Susan Stroman: I know this'll be a surprise, but it's when Franz Liebkind comes in and starts shooting in the white office and they all start running for their lives. I love that scene because I have five comic actors all dressed in black tuxedos on a whute set and you can really see the Chaplin-esque quality of each actor; you can really capture their body movements. And then, I'm able to jump choreography in film, which I'm not able to do in theater; if they have to get from the terrace to the deck or the terrace to the closet, it's easy to edit and you can make sure they absolutely went into that frame. In the theater, they have to run and use all of that set, so I was able to make the pace of that scene go faster in editing and didn't have to worry about it; that was one of my favorite scenes. One of my favorite scenes was ‘I want to be a Producer' with all of those beautiful girls, because William Ivey Long created all those beautiful costumes and those luminescent pearls. And then Matthew's dancing I love, because Matthew has an accessibility about him; when he dances, he always remains Leo Bloom so I think that when an audience watches that, they think maybe they can do that. And because of that, I think that accessibility really works.
What's harder, directing or dancing?
Susan Stroman: It's all hard, but it's all fun; I love it so. I think directing the entire thing is fantastic.
Then as the opposite, what's easier?
Susan Stroman: No, I love it all, I love the dancing; it's all equally hard work, but equally I love it so.
After so many years, what was it like to receive this year's Elan Award?

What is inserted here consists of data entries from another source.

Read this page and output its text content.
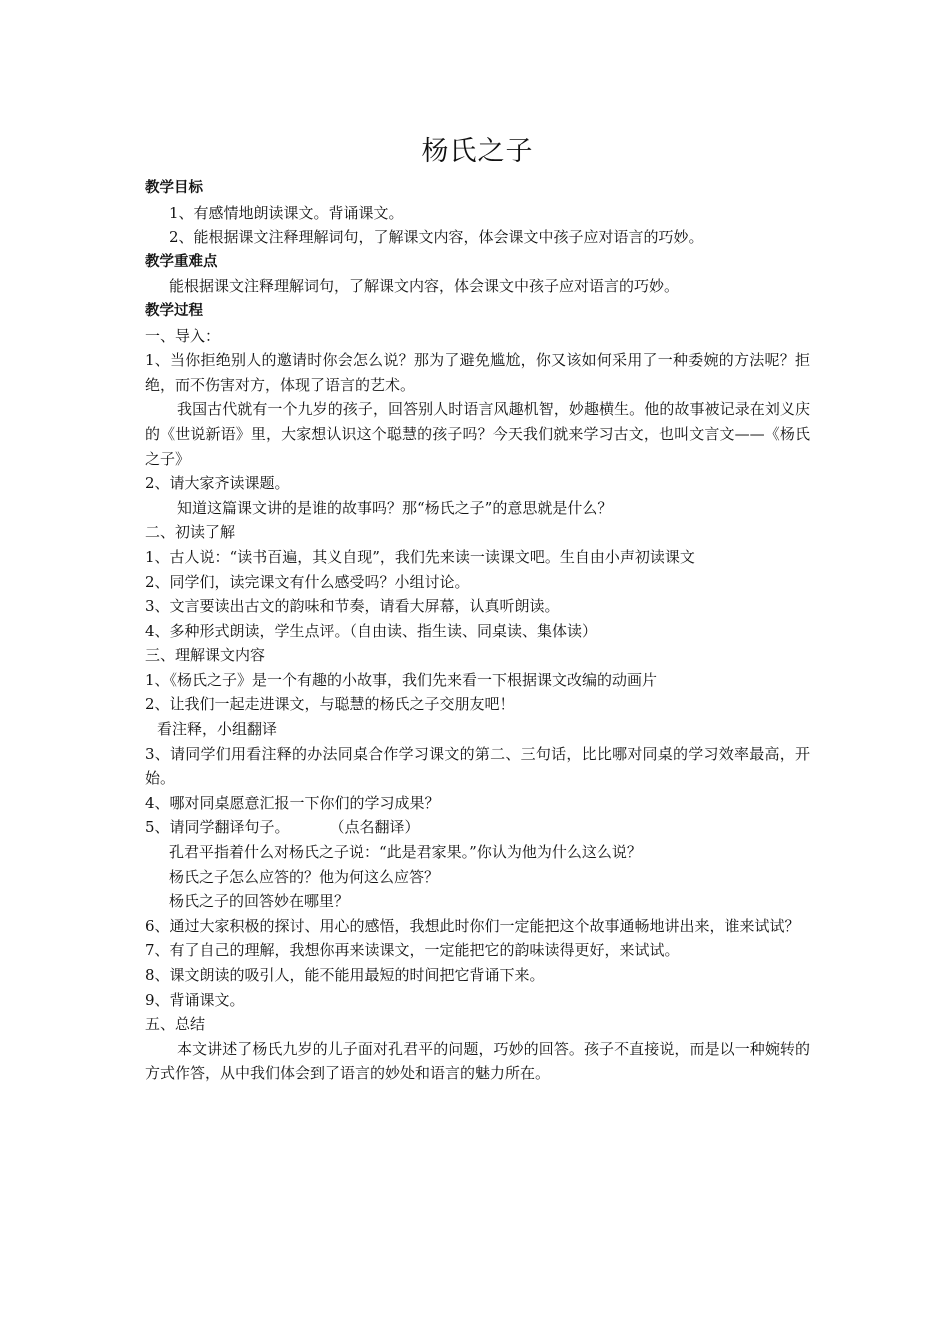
杨氏之子

教学目标

1、有感情地朗读课文。背诵课文。

2、能根据课文注释理解词句，了解课文内容，体会课文中孩子应对语言的巧妙。

教学重难点

能根据课文注释理解词句，了解课文内容，体会课文中孩子应对语言的巧妙。

教学过程

一、导入：

1、当你拒绝别人的邀请时你会怎么说？那为了避免尴尬，你又该如何采用了一种委婉的方法呢？拒绝，而不伤害对方，体现了语言的艺术。

我国古代就有一个九岁的孩子，回答别人时语言风趣机智，妙趣横生。他的故事被记录在刘义庆的《世说新语》里，大家想认识这个聪慧的孩子吗？今天我们就来学习古文，也叫文言文——《杨氏之子》

2、请大家齐读课题。

知道这篇课文讲的是谁的故事吗？那“杨氏之子”的意思就是什么？

二、初读了解

1、古人说：“读书百遍，其义自现”，我们先来读一读课文吧。生自由小声初读课文

2、同学们，读完课文有什么感受吗？小组讨论。

3、文言要读出古文的韵味和节奏，请看大屏幕，认真听朗读。

4、多种形式朗读，学生点评。（自由读、指生读、同桌读、集体读）

三、理解课文内容

1、《杨氏之子》是一个有趣的小故事，我们先来看一下根据课文改编的动画片

2、让我们一起走进课文，与聪慧的杨氏之子交朋友吧！

看注释，小组翻译

3、请同学们用看注释的办法同桌合作学习课文的第二、三句话，比比哪对同桌的学习效率最高，开始。

4、哪对同桌愿意汇报一下你们的学习成果？

5、请同学翻译句子。	（点名翻译）

孔君平指着什么对杨氏之子说：“此是君家果。”你认为他为什么这么说？

杨氏之子怎么应答的？他为何这么应答？

杨氏之子的回答妙在哪里？

6、通过大家积极的探讨、用心的感悟，我想此时你们一定能把这个故事通畅地讲出来，谁来试试？

7、有了自己的理解，我想你再来读课文，一定能把它的韵味读得更好，来试试。

8、课文朗读的吸引人，能不能用最短的时间把它背诵下来。

9、背诵课文。

五、总结

本文讲述了杨氏九岁的儿子面对孔君平的问题，巧妙的回答。孩子不直接说，而是以一种婉转的方式作答，从中我们体会到了语言的妙处和语言的魅力所在。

Susan Stroman: It's such a big honor because I was being honored by dancers and it was an award about dancing and choreography. The real truth is that any show that I've been a part of, the backbone has been the dancers; the dancers are the backbone of anything I do. They're all near and dear to my heart and that award was definitely one of the most special awards I've ever received.
The Producers is open in limited cities now, more in the coming weeks. The film stars Matthew Broderick and Nathan Lane, Uma Thurman, Will Ferrell, Gary Beach, and Roger Bart; it's rated PG-13.